One day not long after Fry was born, Perry Skinner had brought home a CD by the Eagles, a group that he claimed was more country than rock. He’d told Honey there was a song on the record that reminded him of her, and she’d picked it out immediately: “Learn to Be Still.”

At first her feelings were hurt because it was the story of a restless woman who heard voices; a woman who wouldn’t slow down long enough to let happiness find her. But the more Honey had listened to the lyrics, the better she’d understood that Perry wasn’t being mean; he was trying to let her know that he was afraid of what was happening.

But if I hit the brakes now, she remembered thinking, I’ll skid for ten years.

The funny thing was, Honey secretly liked the song. It made her feel that she wasn’t the only one struggling with that particular demon. One afternoon, Perry had come home early from the docks and caught her playing the CD, but she’d insisted it was only because she had the hots for Don Henley.
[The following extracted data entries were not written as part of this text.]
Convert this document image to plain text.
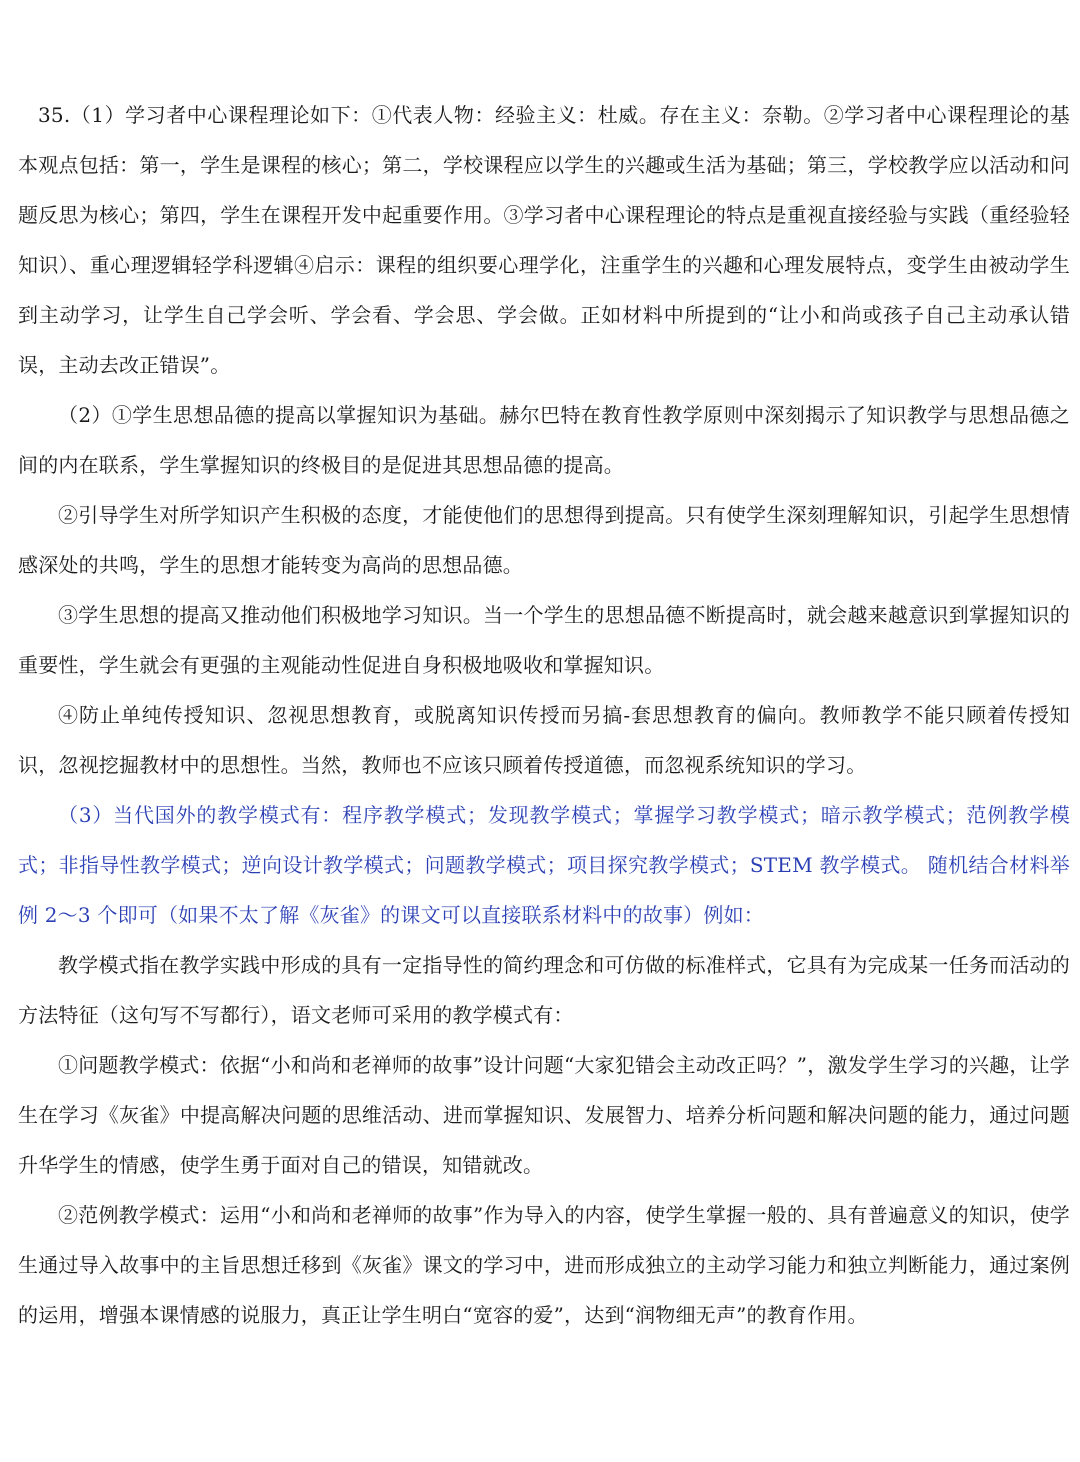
35.（1）学习者中心课程理论如下：①代表人物：经验主义：杜威。存在主义：奈勒。②学习者中心课程理论的基本观点包括：第一，学生是课程的核心；第二，学校课程应以学生的兴趣或生活为基础；第三，学校教学应以活动和问题反思为核心；第四，学生在课程开发中起重要作用。③学习者中心课程理论的特点是重视直接经验与实践（重经验轻知识）、重心理逻辑轻学科逻辑④启示：课程的组织要心理学化，注重学生的兴趣和心理发展特点，变学生由被动学生到主动学习，让学生自己学会听、学会看、学会思、学会做。正如材料中所提到的“让小和尚或孩子自己主动承认错误，主动去改正错误”。

（2）①学生思想品德的提高以掌握知识为基础。赫尔巴特在教育性教学原则中深刻揭示了知识教学与思想品德之间的内在联系，学生掌握知识的终极目的是促进其思想品德的提高。

②引导学生对所学知识产生积极的态度，才能使他们的思想得到提高。只有使学生深刻理解知识，引起学生思想情感深处的共鸣，学生的思想才能转变为高尚的思想品德。

③学生思想的提高又推动他们积极地学习知识。当一个学生的思想品德不断提高时，就会越来越意识到掌握知识的重要性，学生就会有更强的主观能动性促进自身积极地吸收和掌握知识。

④防止单纯传授知识、忽视思想教育，或脱离知识传授而另搞-套思想教育的偏向。教师教学不能只顾着传授知识，忽视挖掘教材中的思想性。当然，教师也不应该只顾着传授道德，而忽视系统知识的学习。

（3）当代国外的教学模式有：程序教学模式；发现教学模式；掌握学习教学模式；暗示教学模式；范例教学模式；非指导性教学模式；逆向设计教学模式；问题教学模式；项目探究教学模式；STEM 教学模式。 随机结合材料举例 2～3 个即可（如果不太了解《灰雀》的课文可以直接联系材料中的故事）例如：

教学模式指在教学实践中形成的具有一定指导性的简约理念和可仿做的标准样式，它具有为完成某一任务而活动的方法特征（这句写不写都行），语文老师可采用的教学模式有：

①问题教学模式：依据“小和尚和老禅师的故事”设计问题“大家犯错会主动改正吗？”，激发学生学习的兴趣，让学生在学习《灰雀》中提高解决问题的思维活动、进而掌握知识、发展智力、培养分析问题和解决问题的能力，通过问题升华学生的情感，使学生勇于面对自己的错误，知错就改。

②范例教学模式：运用“小和尚和老禅师的故事”作为导入的内容，使学生掌握一般的、具有普遍意义的知识，使学生通过导入故事中的主旨思想迁移到《灰雀》课文的学习中，进而形成独立的主动学习能力和独立判断能力，通过案例的运用，增强本课情感的说服力，真正让学生明白“宽容的爱”，达到“润物细无声”的教育作用。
Although Honey couldn’t carry a tune-Fry forbade her from singing in the car; said she sounded like a wildcat riding a jackhammer-she knelt down, gathered Perry Skinner close and sang to him. As always she switched the words to first person.

“Just another day in paradise…”

Listening to his choppy breaths.

Squeezing one of his wrists, counting the heartbeats.

“As I stumble to my bed…”

Feeling the sticky warmth of his blood on her bare leg.

Thinking that he’d promised her he wouldn’t die, and he’d always kept his word, for better or worse.

“Give anything to silence…”

She shifted him slightly in her arms so that she could watch his face in the lights from the dock.

“These voices ringin’ in my head…”

“Have mercy,” Perry said weakly.

Honey giggled with relief. “Ha! You want me to stop?”

“No offense.”

“’Member those letters I wrote you in prison? Did you read ’em all?”

“Except for the ones that started ‘Dear Shithead.’ Where’s Fry?”

Honey said, “It’s so perfect out here. Look at the sky.”

“Better than church.”

“Oh, so much better.”

Perry coughed. “Damn. I’m all run-down.”

“How come you filed first? Don’t you dare go to sleep on me! Let’s discuss this stupid divorce.”

He said, “The stars are burnin’ out one by one. I’m tired, babe.”

Honey shook him. “Nuh-ughh, buster. We’re not done yet.”

She heard a siren. She prayed it was real.

“Oh no you don’t,” she said. “Wake up, Skinner.”

“I’m not afraid.”

“You are too.”

He said, “Hush now. Doesn’t it hurt to talk?”

“Wake up or I’ll start singin’ again. Honest to God.”

He smiled but didn’t open his eyes.

“You hear that?” she asked. “That’s the ambulance.”

“I don’t hear a damn thing.”

“Yes you do!” she said. Please tell me you do.